London 2012 Paralympics Prove to be Online Success
Image: London 2012
The London 2012 Paralympic Games proved to be a huge online success according to the International Paralympic Committee (IPC) with record breaking figures for its website and social media channels.
Headline figures published on Tuesday (18 September) for the period 29 August to 9 September show:
• Nearly 2 million people visited www.paralympic.org
• Close to 9 million views of videos featuring London 2012 sporting action or Ceremonies uploaded to www.youtube.com/paralympicsporttv
• 130% growth of IPC’s official Facebook group
• Four figure growth of athlete Facebook fan pages
• 50% increase in followers of @paralympic
• Over 300,000 views of behind the scenes videos provided by athlete Samsung Bloggers
Craig Spence, the IPC’s Director of Communications, said: “We said prior to the Games that we expected London 2012 to be a digital Games however even these numbers have surpassed our expectations.
“By embracing new technologies and media it is not just the IPC who enjoyed astronomical figures during the greatest Paralympic Games ever but so have international sport federations, National Paralympic Committees and LOCOG.
“One of our objectives for London 2012 was to raise the profile of leading athletes. In terms of social media we appear to have achieved this with many athletes enjoying significant growth in their Facebook and Twitter followings.”
A total of 1.9 million people visited paralympic.org during the course of the Games.
One in six visitors came from the host country, with USA, Germany, Poland and Canada making up the top five visiting countries.
Day one of competition saw more visitors to the site than the whole of the Beijing Games, a trend that continued throughout London 2012.
More than 780 hours of live sport were broadcast on paralympic.org throughout London 2012 across five channels with commentary in English and Spanish.
An innovative new SMART player, provided by Atos, the IPC’s worldwide IT partner, proved extremely popular with visitors enjoying the opportunity to watch live action, results, statistics and social media in one integrated window.

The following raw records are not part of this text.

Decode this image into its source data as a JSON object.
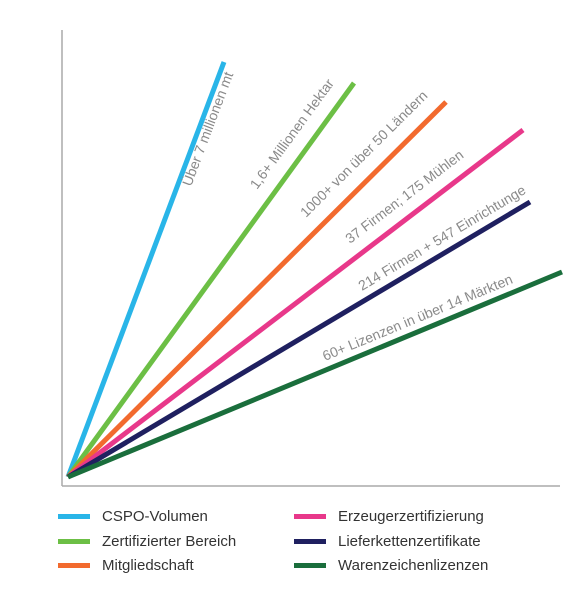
{
  "rays": [
    {
      "key": "cspo",
      "label": "Über 7 millionen mt",
      "legend": "CSPO-Volumen",
      "color": "#29b5e8"
    },
    {
      "key": "area",
      "label": "1,6+ Millionen Hektar",
      "legend": "Zertifizierter Bereich",
      "color": "#6cbf45"
    },
    {
      "key": "membership",
      "label": "1000+ von über 50 Ländern",
      "legend": "Mitgliedschaft",
      "color": "#f26a2e"
    },
    {
      "key": "producer",
      "label": "37 Firmen; 175 Mühlen",
      "legend": "Erzeugerzertifizierung",
      "color": "#e8388a"
    },
    {
      "key": "supply",
      "label": "214 Firmen + 547 Einrichtunge",
      "legend": "Lieferkettenzertifikate",
      "color": "#1f2060"
    },
    {
      "key": "trademark",
      "label": "60+ Lizenzen in über 14 Märkten",
      "legend": "Warenzeichenlizenzen",
      "color": "#1a6e3c"
    }
  ]
}
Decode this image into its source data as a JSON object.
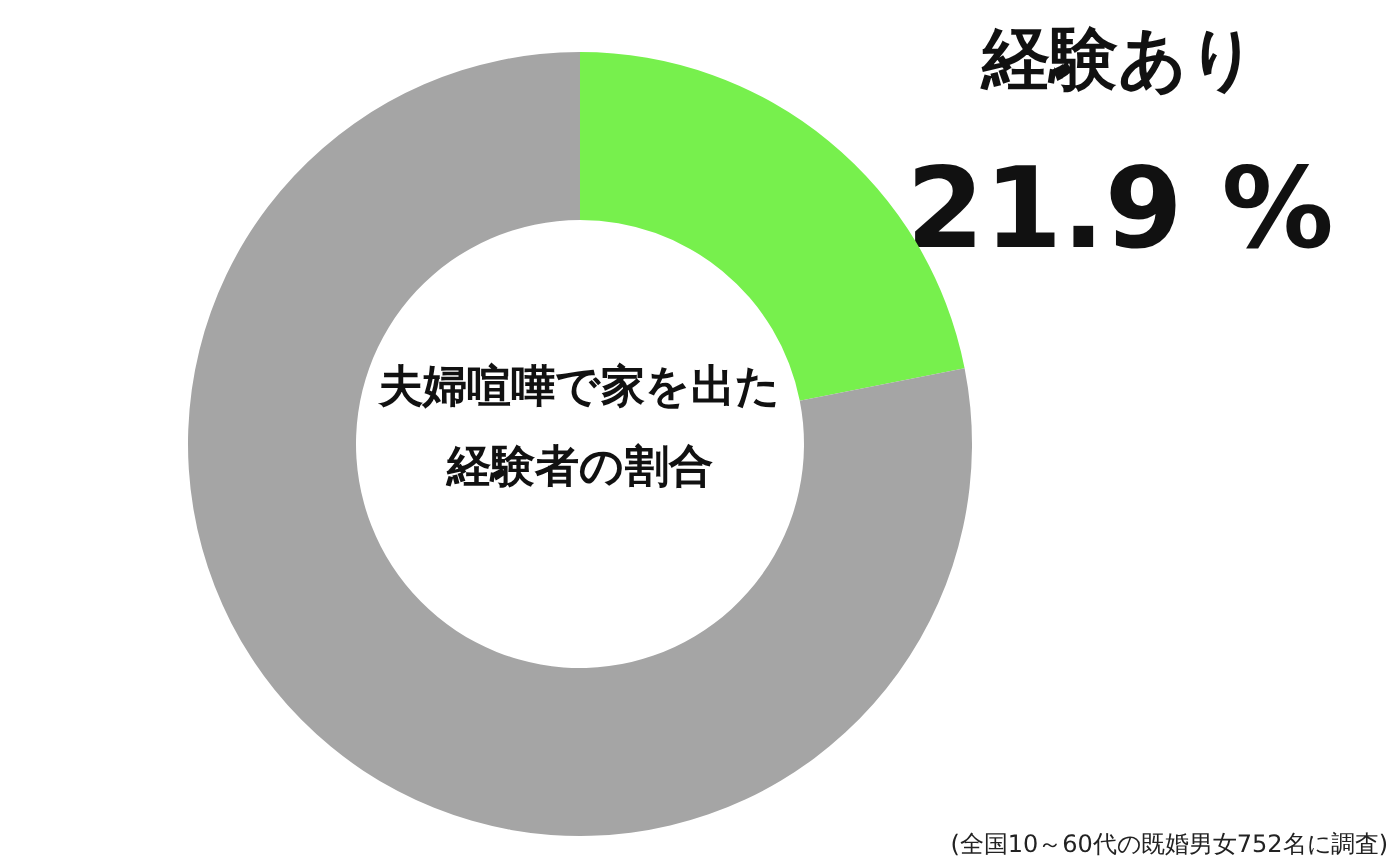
{
  "chart_data": {
    "type": "donut",
    "title": "夫婦喧嘩で家を出た経験者の割合",
    "categories": [
      "経験あり",
      null
    ],
    "values": [
      21.9,
      78.1
    ],
    "colors": [
      "#77f04d",
      "#a5a5a5"
    ],
    "value_labels": [
      "21.9 %",
      null
    ],
    "legend": false,
    "annotations": [
      "(全国10～60代の既婚男女752名に調査)"
    ]
  }
}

During the Games the IPC uploaded over 1,000 hours of sporting action to its YouTube channel www.youtube.com/paralympicsporttv as well as coverage of the Ceremonies in full.
So far there have been nearly 9 million views of this content, including half a million views of the Closing Ceremony which featured performances from Coldplay, Rihanna and Jay Z.
The IPC’s official Facebook group www.facebook.com/ParalympicGames grew by 130% during the Games and now has over 136,000 likes.
Athletes also recorded significant growth in their social media followings as a result of their performances.
Great Britain’s 100m T44 gold medallist Johnnie Peacock saw his Facebook fan page grow by 3,258% during 12 days of competition whilst his Twitter increased by 1,305%. Irish sprinter Jason Smyth, a gold medal winner in the 100m and 200m T13 events, enjoyed 2,174% growth in Facebook fans, Sarah Storey, a winner of four cycling golds for Great Britain saw her Twitter followers grow by 178% and Hannah Cockcroft, a double gold medal winner on the track, recorded a 381% growth in her Twitter following.
Between 29 August and 9 September, the IPC’s Facebook pages had over 82 million views from 24 million users with the top five countries been USA, Italy, France, UK and Canada.
@paralympic, the IPC’s twitter account grew by 50% whilst over 1.5 million tweets mentioned ‘Paralympic’ during Games time.
New Google+ and Flickr pages made live prior to the Opening Ceremony now have over 50,000 followers and page views respectively.
An innovative collaboration between the IPC, LOCOG and Samsung called Samsung Bloggers also proved extremely popular with 47 athletes producing over 600 behind the scenes video blogs in London. These have already had over 350,000 views on YouTube.
Over 10 million unique users visited london2012.com more than 25 million times during the Paralympics and a further 5.8 million people upgraded their London 2012 App to the Paralympic version.